But when trying to determine the value of expensive medications, this assumption—that “the amount someone is willing to pay for a good is the best measure of its social value”–is hard to swallow.
For starters, the price of most medical treatments is not transparent to patients. More importantly, patients’ decisions are often not made by patients themselves, but instead are made by their doctors. Patients don’t know enough about all their treatment options to be the savviest of consumers. In my book Critical Decisions coming out this fall (HarperOne, September 2012), I write about the challenge of getting patients to share in their healthcare choices. I’ll write more about this book in upcoming posts. But briefly, the challenge of shared decision making is made steep by the emotions that often surround healthcare decisions. A patient who has just learned that he has metastatic cancer is probably not going to be emotionally prepared to do comparison shopping!
Scared patients turn to their doctors for advice.
And that is where oncologic decision making gets really messy. Because in the United States, at least, many oncologists make a good deal of their income selling drugs to their patients. Here is how it works.
Oncologists purchase intravenous chemotherapy from pharmacies. Patients then receive these drugs in the oncologists’ offices, with outpatient chemotherapy being an increasingly common setting for cancer care. The oncologists then bill patients’ insurance companies for the treatments, including billing the payer for the cost of the chemotherapy PLUS a percentage based mark-up.
Medicare, for example, receives bills from oncologists that charge 106% of the cost of the chemotherapy. Many private insurers pay even larger mark-ups, especially from oncology practices that dominate their local markets and thus have pricing leverage.
This “buy and bill” practice creates an incentive for oncologists to prescribe expensive treatments. After all, a $6 mark-up on a $100 treatment doesn’t do much for the bottom line. But that $600 mark-up on a $10,000 treatment? Give that treatment to enough patients and we’ll soon be talking about real money.
Many oncologists vehemently deny being influenced by this financial conflict of interest. But such denials defy both logic and data. Oncologists would have to be superhuman not to be influenced, at least unconsciously, by such strong incentives. After all, there is often no single “best” way to treat any given tumor, and there’s often good reason to believe that expensive new therapies might be better than older, cheaper treatments. In the face of such uncertainty, how could oncologists avoid being influenced by the knowledge that those promising expensive new treatments also help generate so much income?

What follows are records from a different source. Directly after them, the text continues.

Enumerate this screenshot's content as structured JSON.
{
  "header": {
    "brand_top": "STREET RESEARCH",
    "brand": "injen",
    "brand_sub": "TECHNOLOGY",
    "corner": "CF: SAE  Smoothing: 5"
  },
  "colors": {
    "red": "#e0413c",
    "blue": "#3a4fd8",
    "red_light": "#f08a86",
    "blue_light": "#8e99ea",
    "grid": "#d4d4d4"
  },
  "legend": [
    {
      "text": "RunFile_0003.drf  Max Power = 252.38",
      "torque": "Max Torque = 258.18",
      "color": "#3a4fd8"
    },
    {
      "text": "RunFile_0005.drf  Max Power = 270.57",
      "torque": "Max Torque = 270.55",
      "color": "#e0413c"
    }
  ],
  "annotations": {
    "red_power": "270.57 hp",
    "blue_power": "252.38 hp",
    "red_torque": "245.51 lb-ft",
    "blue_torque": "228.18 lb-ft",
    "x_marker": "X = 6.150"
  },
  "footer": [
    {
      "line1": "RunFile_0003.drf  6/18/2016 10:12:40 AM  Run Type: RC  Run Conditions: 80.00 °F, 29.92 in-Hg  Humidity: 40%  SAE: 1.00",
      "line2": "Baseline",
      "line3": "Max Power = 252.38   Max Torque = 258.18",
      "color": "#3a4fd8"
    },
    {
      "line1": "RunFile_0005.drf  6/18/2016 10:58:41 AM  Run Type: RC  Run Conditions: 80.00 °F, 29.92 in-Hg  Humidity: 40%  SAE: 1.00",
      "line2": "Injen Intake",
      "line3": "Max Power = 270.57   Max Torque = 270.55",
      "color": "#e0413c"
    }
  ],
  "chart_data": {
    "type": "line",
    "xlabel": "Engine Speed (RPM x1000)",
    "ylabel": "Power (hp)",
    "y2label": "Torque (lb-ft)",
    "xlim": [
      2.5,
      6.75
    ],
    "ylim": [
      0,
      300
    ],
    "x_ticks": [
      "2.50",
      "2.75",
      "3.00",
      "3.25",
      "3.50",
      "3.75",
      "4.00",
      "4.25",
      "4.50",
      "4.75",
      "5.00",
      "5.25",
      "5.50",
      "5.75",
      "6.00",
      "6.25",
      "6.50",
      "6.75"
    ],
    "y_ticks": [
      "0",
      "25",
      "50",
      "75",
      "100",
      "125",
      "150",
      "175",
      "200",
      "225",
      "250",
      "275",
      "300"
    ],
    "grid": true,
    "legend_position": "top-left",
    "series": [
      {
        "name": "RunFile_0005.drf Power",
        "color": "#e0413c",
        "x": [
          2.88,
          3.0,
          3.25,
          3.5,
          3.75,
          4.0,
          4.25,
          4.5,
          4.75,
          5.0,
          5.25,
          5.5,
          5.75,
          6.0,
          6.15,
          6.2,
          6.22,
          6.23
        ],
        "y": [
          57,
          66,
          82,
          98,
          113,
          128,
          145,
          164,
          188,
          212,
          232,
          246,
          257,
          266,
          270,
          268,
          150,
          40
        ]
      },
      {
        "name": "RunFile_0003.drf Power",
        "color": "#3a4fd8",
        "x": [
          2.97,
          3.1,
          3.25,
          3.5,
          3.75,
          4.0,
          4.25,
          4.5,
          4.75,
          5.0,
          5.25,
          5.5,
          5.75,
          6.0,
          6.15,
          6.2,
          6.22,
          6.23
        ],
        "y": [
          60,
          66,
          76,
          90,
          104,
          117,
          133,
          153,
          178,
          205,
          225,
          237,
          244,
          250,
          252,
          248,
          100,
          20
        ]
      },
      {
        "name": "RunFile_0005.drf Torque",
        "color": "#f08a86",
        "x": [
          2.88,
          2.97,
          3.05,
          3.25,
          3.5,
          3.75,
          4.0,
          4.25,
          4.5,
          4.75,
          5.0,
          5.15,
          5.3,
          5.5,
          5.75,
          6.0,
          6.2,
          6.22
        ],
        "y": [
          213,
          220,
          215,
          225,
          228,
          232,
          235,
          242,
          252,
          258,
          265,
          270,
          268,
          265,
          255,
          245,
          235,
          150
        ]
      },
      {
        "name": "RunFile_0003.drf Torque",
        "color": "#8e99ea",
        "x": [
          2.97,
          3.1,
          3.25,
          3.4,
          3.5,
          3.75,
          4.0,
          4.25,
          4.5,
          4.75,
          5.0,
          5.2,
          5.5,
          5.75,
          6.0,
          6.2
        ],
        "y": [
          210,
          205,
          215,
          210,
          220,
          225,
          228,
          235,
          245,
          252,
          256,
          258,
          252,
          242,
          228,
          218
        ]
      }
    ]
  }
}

Indeed, a team of Harvard researchers examined lung cancer treatments both before and after changes in Medicare reimbursement procedures, changes that led to the 6 percent rule I discussed above. (Believe it or not, prior to 2003, oncologists made even more than 6 percent profit on most of the treatments they prescribed.) Based on the 2003 law, some chemotherapies became far less profitable for oncologists to prescribe. For instance, reimbursement for paclitaxel dropped tenfold, from a little over $2,000 to $225 per month whereas a close cousin of this drug, docataxel, remained much more expensive at around $2,500 per month.
The Harvard team discovered that the percent of lung cancer patients receiving outpatient treatment grew dramatically after 2003. In other words, patients were less likely to receive such treatments in the hospital, and more likely to receive them in the oncologist’s office where the oncologist could buy and bill. In effect, since oncologists were making less profit on each treatment they gave, they tried to make up for this loss in revenue by increasing their volume.
The Harvard team discovered a second thing too—that oncologists were more likely to prescribe docataxel than they were before the reimbursement changes, at the expense (literally) of cheaper drugs like paclitaxel. They shifted to the more expensive and more profitable drug.
The USC team I described above did not cite this Harvard analysis. Perhaps they were so enamored of the idea that patients know what chemotherapy they want (because, you know, patients are so well versed on the relative pros and cons of docataxel and paclitaxel), that they overlooked the likelihood that chemotherapy decisions are primarily made by oncologists.
If we want to get better value out of medical care, we should pay for value. Giving physicians an incentive to prescribe expensive drugs is bad medicine.